Besides, the author of the original code does _syncThreadStarted = true after await Task.Run(() => SyncToDatabase()). That doesn't make sense, because the work on the pool thread would have been already done by the time _syncThreadStarted = true is executed, thanks to the await.
To cancel the loop inside SyncToDatabase you could use Task Cancellation Pattern. Is SyncToDatabase itself an async method? I presume so, because there's an await in the while loop. Given that, the code which calls it could look something like this:
if(_syncTask != null && !_syncTask.IsCompleted)
{
_ct.Cancel();
// here you may want to make sure that the pending task has been fully shut down,
// keeping possible re-entrancy in mind
// See: https://stackoverflow.com/questions/18999827/a-pattern-for-self-cancelling-and-restarting-task
_syncTask = null;
}
_ct = new CancellationTokenSource();
// _syncTask = SyncToDatabase(ct.Token); // do not await
// edited to run on another thread, as requested by the OP
var _syncTask = Task.Run(async () => await SyncToDatabase(ct.Token), ct.Token);
_syncThreadStarted = true;
And SyncToDatabase could look like:
async Task SyncToDatabase(CancellationToken token)
{
while (true)
{
token.ThrowIfCancellationRequested();
DatabaseSyncer dbSyncer = new DatabaseSyncer();
await dbSyncer.DeserializeAndUpdate();
await Task.Delay(10, token); // after elapsed time re-run above code
}
}
Check this answer for more details on how to cancel and restart a task.

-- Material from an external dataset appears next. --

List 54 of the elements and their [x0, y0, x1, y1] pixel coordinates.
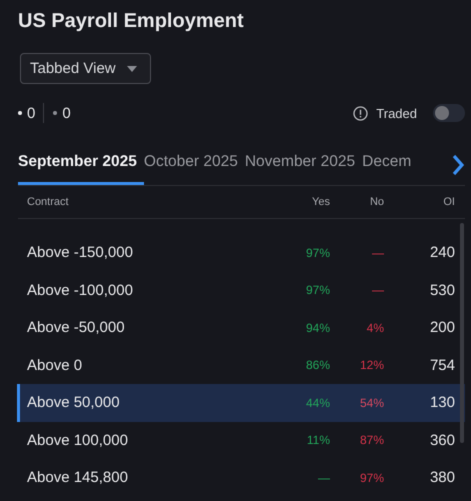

I may have misunderstood the question, but the execution of SynchToDatabase() will wait on the completion of await dbSyncer.DeserializeAndUpdaet() (due to the await keyword, go figure ;)) before executing the continuation, which will then delay for 10 ms (do you want 10ms or did you mean 10 seconds? Parameter for Task.Delay is in milliseconds), then loop back to re-execute the DbSyncer method, so I don't see the problem.